Contrary to the gloom inspired by the fresh bout of bad news, his outlook for FY09 remains ‘cautiously optimistic’ and that for FY10 ‘fairly optimistic’ with growth returning to earlier levels. Iyengar said there were big differences across the key IT markets.

There was a higher level of uncertainty and close to a sense of panic among IT buyers in the US and UK (because of its proximity to US). But companies in Asia-Pacific, while being cautious, were going ahead with their IT projects. The sentiment among European buyers fell somewhere between Asia Pacific and US buyers, he said.

Since the events of last week, the BSE-IT index has lost 167 points over worries dogging some of the largest customers of Indian IT companies. Merrill is one of the top financial services clients for number one software exporter Tata Consultancy Services, while Wipro and HCL Tech have exposure to Lehman.

On Monday, outsourcing firm eClerx Services Ltd, which went public less than year ago, said it had outstanding receivables of $1 million from Lehman. The collapsed investment bank was one of its top five clients, accounting for about 13 per cent of revenues.

However, Iyengar said some of the consolidation among large financial services players such as Bank of America’s acquisition of Merrill Lynch and Lloyd TSB’s takeover of HBOS would provide huge integration opportunities for IT firms.

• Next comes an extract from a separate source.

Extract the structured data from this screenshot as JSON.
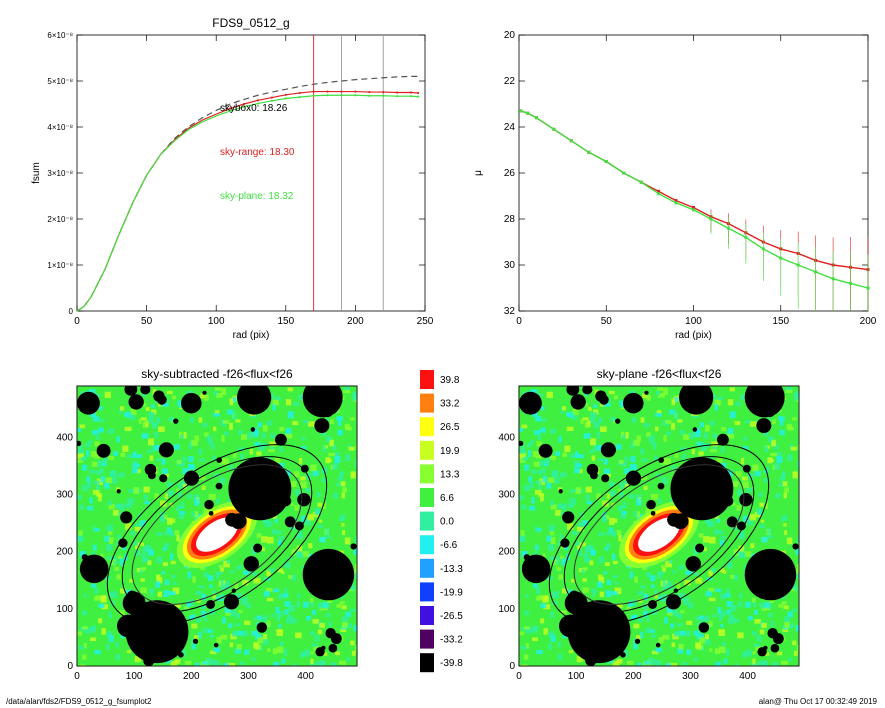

“It’s true, there will be some redundancies and IT vendor consolidation but they will take time to play out. The bigger issue will be the integration opportunity it creates in the near-term, integration is the biggest single issue for banks,” he said.

The most significant difference between the last slowdown in 2001-02 and the current one was the ‘incredible amount of credibility’ Indian firms have built. Gartner is also advising IT firms not go back on job offers they have already made and not cut too deep to the bone when they rationalise recruitment.

“Resources (people) tend to have fairly long memories, and when the company gets back to hire-mode, you don’t want it to have negative impact,” he added.